L’année dernière j’ai pris la voiture à Paris pour voir ce qu’il y a au bord des routes. J’ai vu des cabanes au bord de du boulevard périphérique. Plein de cabanes. J’ai vu des cabanes avec cheminée et des cabanes sans cheminée. J’ai vu quelqu’un. Il a installé un levier. Il n’avait même pas une cabane, mais il a trouvé un levier en céramique ! Les cabanes étaient fait de vieilles portes, de taule ondulée, de bâches bleu et grise, de planches et de palettes. Vous pouvez voir ces cabanes au bord de la A86, au bord de la l’autoroute A1, A3, A86 A6, A12, A13, A14, A15  etc. Partout des cabanes. J’ai vu des tentes à Paris, j’ai vu des tentes dans le bois de Vincennes et j’ai vu des tentes dans le bois de Boulogne. J’ai vu des gens qui vivaient dans des tentes au mois de janvier, au mois de février, au mois de mars, au mois d’avril….

L’année dernière on était jusqu’á 30 copines et copains à travailler sur le spectacle « Tout est Bien ». Assis dans ma caravane, contemplant les douleurs diverses qui se baladent dans mon corps, j’ai soudain réalisé que je suis assis sur une fondation solide ! administration, production, direction technique, construction, mise en scène…. On était ENSEMBLE. Souvent sans se parler on est allé dans la même direction. C’était beau ! 
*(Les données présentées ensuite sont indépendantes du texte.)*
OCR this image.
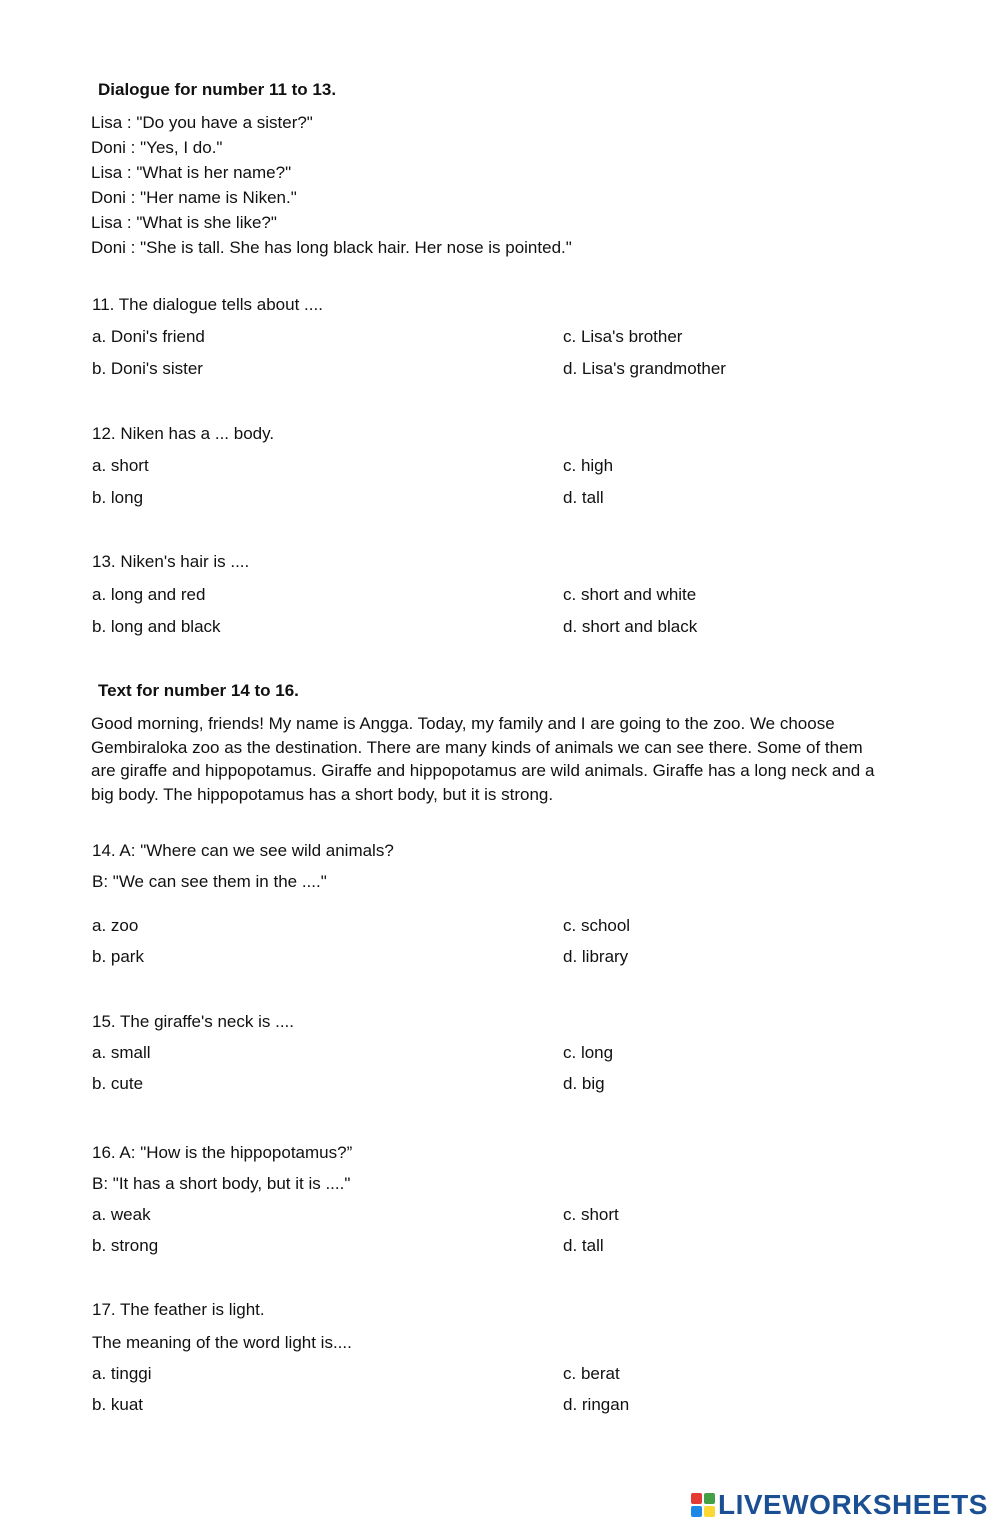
Dialogue for number 11 to 13.
Lisa : "Do you have a sister?"
Doni : "Yes, I do."
Lisa : "What is her name?"
Doni : "Her name is Niken."
Lisa : "What is she like?"
Doni : "She is tall. She has long black hair. Her nose is pointed."
11. The dialogue tells about ....
a. Doni's friend	c. Lisa's brother
b. Doni's sister	d. Lisa's grandmother
12. Niken has a ... body.
a. short	c. high
b. long	d. tall
13. Niken's hair is ....
a. long and red	c. short and white
b. long and black	d. short and black
Text for number 14 to 16.
Good morning, friends! My name is Angga. Today, my family and I are going to the zoo. We choose Gembiraloka zoo as the destination. There are many kinds of animals we can see there. Some of them are giraffe and hippopotamus. Giraffe and hippopotamus are wild animals. Giraffe has a long neck and a big body. The hippopotamus has a short body, but it is strong.
14. A: "Where can we see wild animals?
B: "We can see them in the ...."
a. zoo	c. school
b. park	d. library
15. The giraffe's neck is ....
a. small	c. long
b. cute	d. big
16. A: "How is the hippopotamus?”
B: "It has a short body, but it is ...."
a. weak	c. short
b. strong	d. tall
17. The feather is light.
The meaning of the word light is....
a. tinggi	c. berat
b. kuat	d. ringan
LIVEWORKSHEETS
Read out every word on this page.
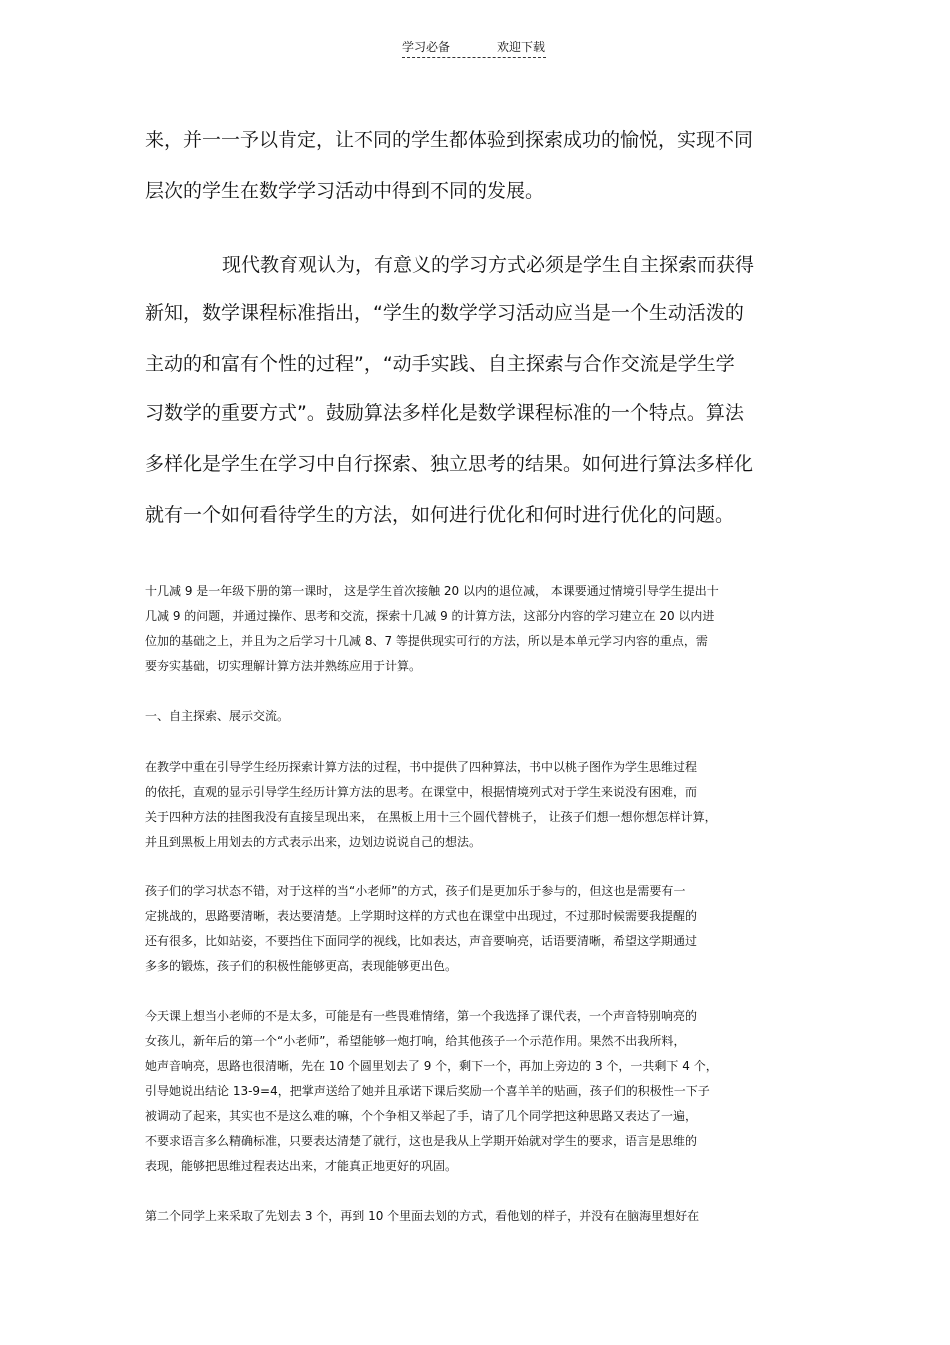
学习必备	欢迎下载
来，并一一予以肯定，让不同的学生都体验到探索成功的愉悦，实现不同
层次的学生在数学学习活动中得到不同的发展。
现代教育观认为，有意义的学习方式必须是学生自主探索而获得
新知，数学课程标准指出，“学生的数学学习活动应当是一个生动活泼的
主动的和富有个性的过程”，“动手实践、自主探索与合作交流是学生学
习数学的重要方式”。鼓励算法多样化是数学课程标准的一个特点。算法
多样化是学生在学习中自行探索、独立思考的结果。如何进行算法多样化
就有一个如何看待学生的方法，如何进行优化和何时进行优化的问题。
十几减 9 是一年级下册的第一课时， 这是学生首次接触 20 以内的退位减， 本课要通过情境引导学生提出十
几减 9 的问题，并通过操作、思考和交流，探索十几减 9 的计算方法，这部分内容的学习建立在 20 以内进
位加的基础之上，并且为之后学习十几减 8、7 等提供现实可行的方法，所以是本单元学习内容的重点，需
要夯实基础，切实理解计算方法并熟练应用于计算。
一、自主探索、展示交流。
在教学中重在引导学生经历探索计算方法的过程，书中提供了四种算法，书中以桃子图作为学生思维过程
的依托，直观的显示引导学生经历计算方法的思考。在课堂中，根据情境列式对于学生来说没有困难，而
关于四种方法的挂图我没有直接呈现出来， 在黑板上用十三个圆代替桃子， 让孩子们想一想你想怎样计算，
并且到黑板上用划去的方式表示出来，边划边说说自己的想法。
孩子们的学习状态不错，对于这样的当“小老师”的方式，孩子们是更加乐于参与的，但这也是需要有一
定挑战的，思路要清晰，表达要清楚。上学期时这样的方式也在课堂中出现过，不过那时候需要我提醒的
还有很多，比如站姿，不要挡住下面同学的视线，比如表达，声音要响亮，话语要清晰，希望这学期通过
多多的锻炼，孩子们的积极性能够更高，表现能够更出色。
今天课上想当小老师的不是太多，可能是有一些畏难情绪，第一个我选择了课代表，一个声音特别响亮的
女孩儿，新年后的第一个“小老师”，希望能够一炮打响，给其他孩子一个示范作用。果然不出我所料，
她声音响亮，思路也很清晰，先在 10 个圆里划去了 9 个，剩下一个，再加上旁边的 3 个，一共剩下 4 个，
引导她说出结论 13-9=4，把掌声送给了她并且承诺下课后奖励一个喜羊羊的贴画，孩子们的积极性一下子
被调动了起来，其实也不是这么难的嘛，个个争相又举起了手，请了几个同学把这种思路又表达了一遍，
不要求语言多么精确标准，只要表达清楚了就行，这也是我从上学期开始就对学生的要求，语言是思维的
表现，能够把思维过程表达出来，才能真正地更好的巩固。
第二个同学上来采取了先划去 3 个，再到 10 个里面去划的方式，看他划的样子，并没有在脑海里想好在
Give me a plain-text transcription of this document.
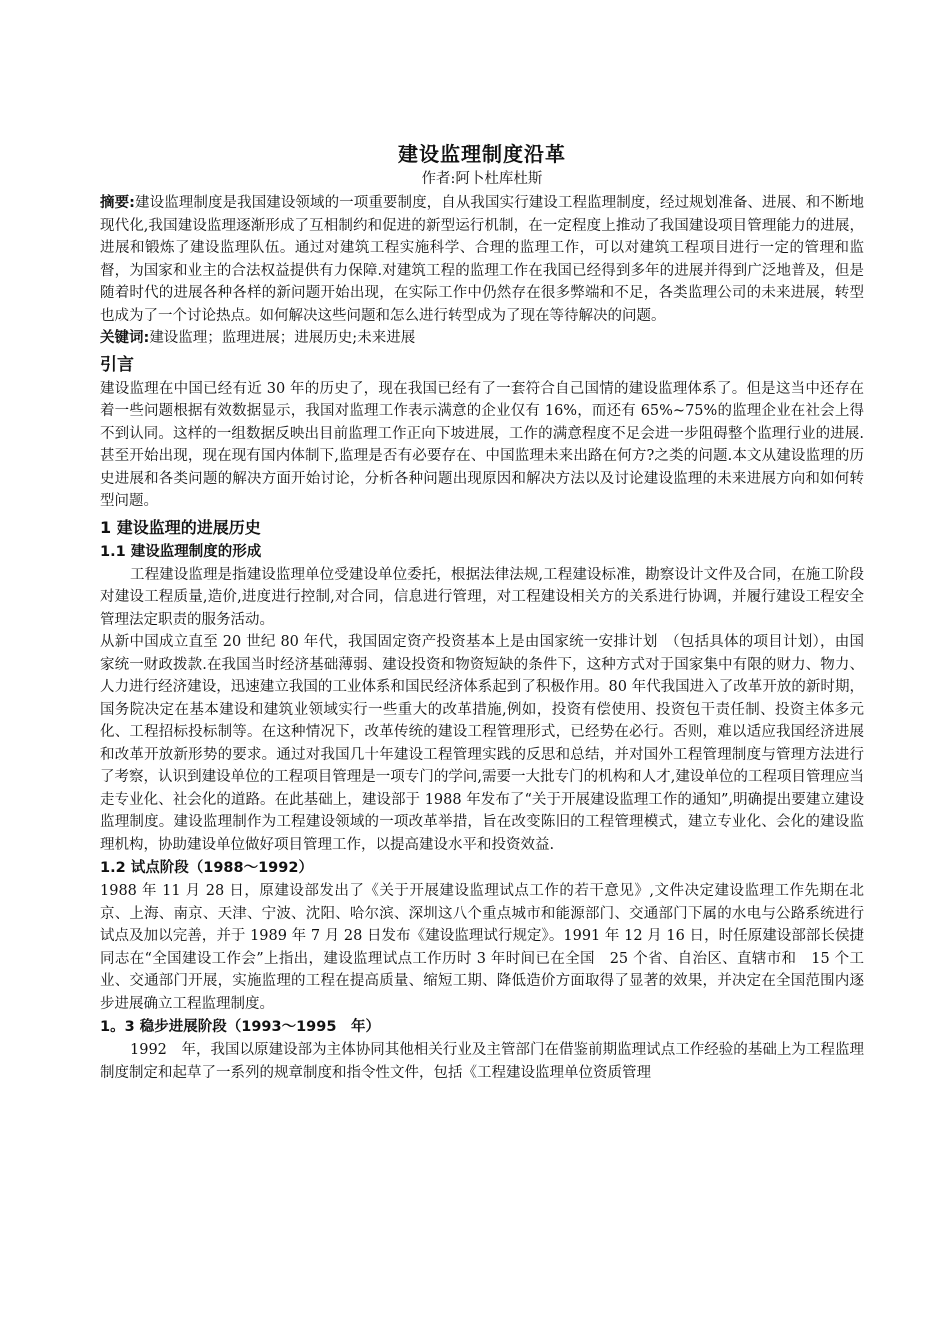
建设监理制度沿革
作者:阿卜杜库杜斯

摘要:建设监理制度是我国建设领域的一项重要制度，自从我国实行建设工程监理制度，经过规划准备、进展、和不断地现代化,我国建设监理逐渐形成了互相制约和促进的新型运行机制，在一定程度上推动了我国建设项目管理能力的进展，进展和锻炼了建设监理队伍。通过对建筑工程实施科学、合理的监理工作，可以对建筑工程项目进行一定的管理和监督，为国家和业主的合法权益提供有力保障.对建筑工程的监理工作在我国已经得到多年的进展并得到广泛地普及，但是随着时代的进展各种各样的新问题开始出现，在实际工作中仍然存在很多弊端和不足，各类监理公司的未来进展，转型也成为了一个讨论热点。如何解决这些问题和怎么进行转型成为了现在等待解决的问题。

关键词:建设监理；监理进展；进展历史;未来进展

引言

建设监理在中国已经有近 30 年的历史了，现在我国已经有了一套符合自己国情的建设监理体系了。但是这当中还存在着一些问题根据有效数据显示，我国对监理工作表示满意的企业仅有 16%，而还有 65%~75%的监理企业在社会上得不到认同。这样的一组数据反映出目前监理工作正向下坡进展，工作的满意程度不足会进一步阻碍整个监理行业的进展.甚至开始出现，现在现有国内体制下,监理是否有必要存在、中国监理未来出路在何方?之类的问题.本文从建设监理的历史进展和各类问题的解决方面开始讨论，分析各种问题出现原因和解决方法以及讨论建设监理的未来进展方向和如何转型问题。

1 建设监理的进展历史
1.1 建设监理制度的形成

工程建设监理是指建设监理单位受建设单位委托，根据法律法规,工程建设标准，勘察设计文件及合同，在施工阶段对建设工程质量,造价,进度进行控制,对合同，信息进行管理，对工程建设相关方的关系进行协调，并履行建设工程安全管理法定职责的服务活动。

从新中国成立直至 20 世纪 80 年代，我国固定资产投资基本上是由国家统一安排计划　（包括具体的项目计划），由国家统一财政拨款.在我国当时经济基础薄弱、建设投资和物资短缺的条件下，这种方式对于国家集中有限的财力、物力、人力进行经济建设，迅速建立我国的工业体系和国民经济体系起到了积极作用。80 年代我国进入了改革开放的新时期，国务院决定在基本建设和建筑业领域实行一些重大的改革措施,例如，投资有偿使用、投资包干责任制、投资主体多元化、工程招标投标制等。在这种情况下，改革传统的建设工程管理形式，已经势在必行。否则，难以适应我国经济进展和改革开放新形势的要求。通过对我国几十年建设工程管理实践的反思和总结，并对国外工程管理制度与管理方法进行了考察，认识到建设单位的工程项目管理是一项专门的学问,需要一大批专门的机构和人才,建设单位的工程项目管理应当走专业化、社会化的道路。在此基础上，建设部于 1988 年发布了“关于开展建设监理工作的通知”,明确提出要建立建设监理制度。建设监理制作为工程建设领域的一项改革举措，旨在改变陈旧的工程管理模式，建立专业化、会化的建设监理机构，协助建设单位做好项目管理工作，以提高建设水平和投资效益.

1.2 试点阶段（1988～1992）

1988 年 11 月 28 日，原建设部发出了《关于开展建设监理试点工作的若干意见》,文件决定建设监理工作先期在北京、上海、南京、天津、宁波、沈阳、哈尔滨、深圳这八个重点城市和能源部门、交通部门下属的水电与公路系统进行试点及加以完善，并于 1989 年 7 月 28 日发布《建设监理试行规定》。1991 年 12 月 16 日，时任原建设部部长侯捷同志在“全国建设工作会”上指出，建设监理试点工作历时 3 年时间已在全国　25 个省、自治区、直辖市和　15 个工业、交通部门开展，实施监理的工程在提高质量、缩短工期、降低造价方面取得了显著的效果，并决定在全国范围内逐步进展确立工程监理制度。

1。3 稳步进展阶段（1993～1995　年）

1992　年，我国以原建设部为主体协同其他相关行业及主管部门在借鉴前期监理试点工作经验的基础上为工程监理制度制定和起草了一系列的规章制度和指令性文件，包括《工程建设监理单位资质管理
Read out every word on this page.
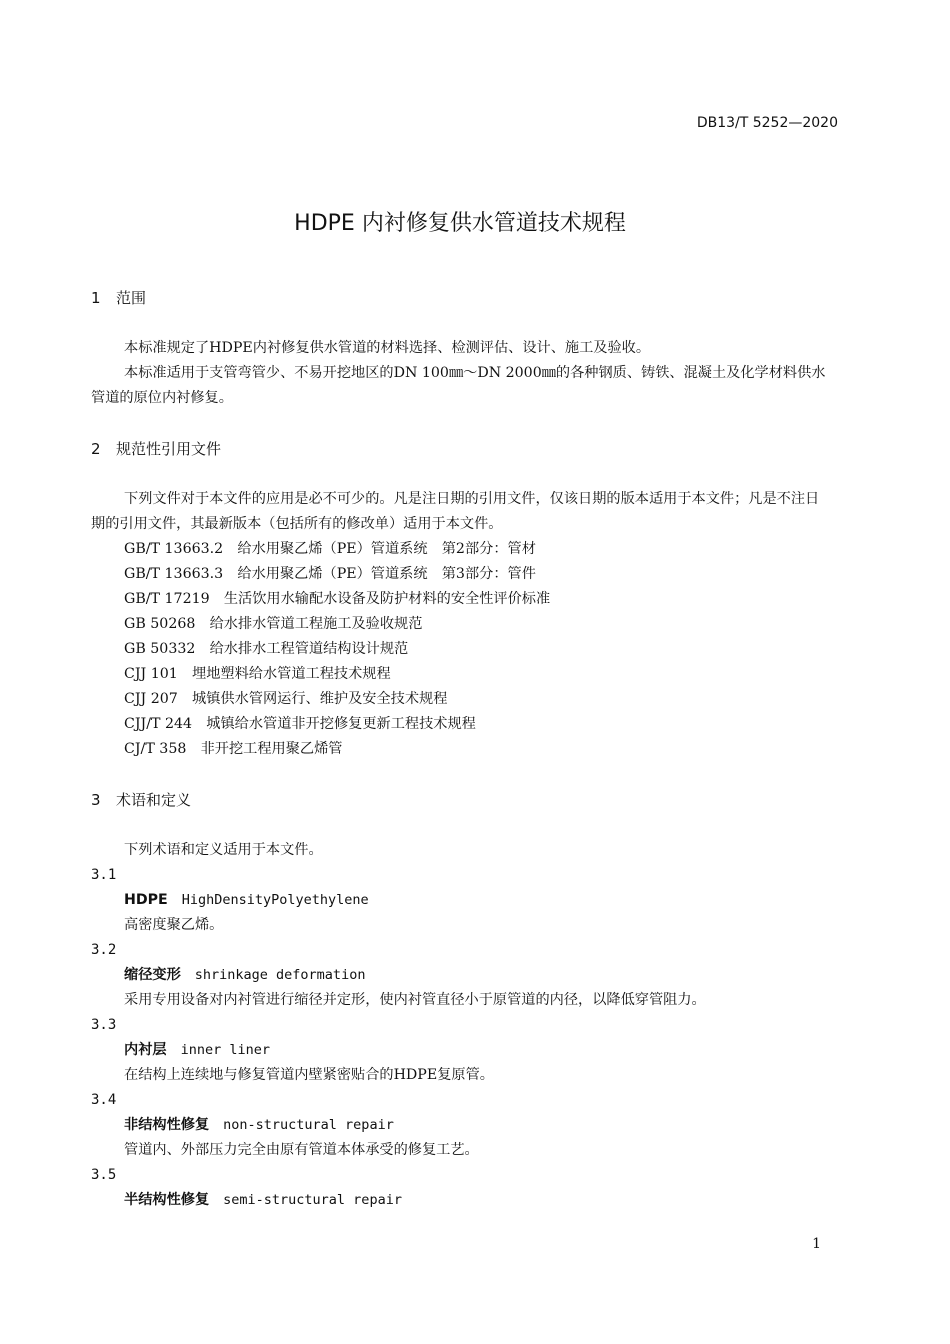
DB13/T 5252—2020
HDPE 内衬修复供水管道技术规程

1 范围

本标准规定了HDPE内衬修复供水管道的材料选择、检测评估、设计、施工及验收。

本标准适用于支管弯管少、不易开挖地区的DN 100㎜～DN 2000㎜的各种钢质、铸铁、混凝土及化学材料供水管道的原位内衬修复。

2 规范性引用文件

下列文件对于本文件的应用是必不可少的。凡是注日期的引用文件，仅该日期的版本适用于本文件；凡是不注日期的引用文件，其最新版本（包括所有的修改单）适用于本文件。

GB/T 13663.2　 给水用聚乙烯（PE）管道系统　第2部分：管材

GB/T 13663.3　 给水用聚乙烯（PE）管道系统　第3部分：管件

GB/T 17219　 生活饮用水输配水设备及防护材料的安全性评价标准

GB 50268　 给水排水管道工程施工及验收规范

GB 50332　 给水排水工程管道结构设计规范

CJJ 101　 埋地塑料给水管道工程技术规程

CJJ 207　 城镇供水管网运行、维护及安全技术规程

CJJ/T 244　 城镇给水管道非开挖修复更新工程技术规程

CJ/T 358　 非开挖工程用聚乙烯管

3 术语和定义

下列术语和定义适用于本文件。

3.1

HDPE HighDensityPolyethylene

高密度聚乙烯。

3.2

缩径变形 shrinkage deformation

采用专用设备对内衬管进行缩径并定形，使内衬管直径小于原管道的内径，以降低穿管阻力。

3.3

内衬层 inner liner

在结构上连续地与修复管道内壁紧密贴合的HDPE复原管。

3.4

非结构性修复 non-structural repair

管道内、外部压力完全由原有管道本体承受的修复工艺。

3.5

半结构性修复 semi-structural repair

1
L’année dernière mon oncle Klaus est mort, mon oncle parrain Trutbert est mort aussi. Ma tante Gudrune est morte. Les voisins de mon enfance Jochen et sa femme Traute sont mort en espace de deux semaines. Mon voisin d’ici, Philippe est mort. Je ne me suis même pas rendu compte. Ma tante marraine Christa est morte. Ma tante Imelda, la bigote, est morte. Ma tante aux Etats Unis, Gisela est morte.

L’année dernière j’ai dit au téléphone : " Je ne peux pas venir à l’enterrement. Je suis en répétition.» "Je ne peux pas venir à l’enterrement, je suis en répétition.» « Je suis vraiment navré, mais je ne peux vraiment pas venir à l’enterrement, je suis en répétition. »

L’année dernière mon père aurait du mourir et ma mère aurait du mourir même trois fois. Mes parents ne sont pas morts. Eux et mon oncle Heiner sont les survivants. Donc ces trois ne sont pas morts ainsi que six milliards de femmes et d’hommes qui sont encore vivants sur cette terre. Mais je ne les connais pas tous. Mon oncle Heiner appelle ma mère tous les jours à 19h30. Pile ! Il dit : « comment va ma petite sœur aujourd’hui ? ». 

L’année dernière on m’a dit : « tu ne peux pas faire un spectacle sous un chapiteau penché, troué, peint en noir et marqué « A vendre ». J’ai relu dans mes bouquins ce qu’il faut faire et je l’ai fait : j’ai changé mon nom. J’ai marqué dans mon passeport : « L’ingénieux Hidalgo Don Quichotte de la Manche » et j’ai soufflé soufflé soufflé soufflé…

L’année dernière j’ai rencontré Noémie Armbruster, j’ai rencontré Julien Cramilet, j’ai rencontré Mathieu Hédan, j’ai rencontré Yannick Chassignol et j’ai rencontré Karim Malhas. J’ai rencontré Christian Lucas. Je n’ai pas fini de rencontrer Christian Lucas !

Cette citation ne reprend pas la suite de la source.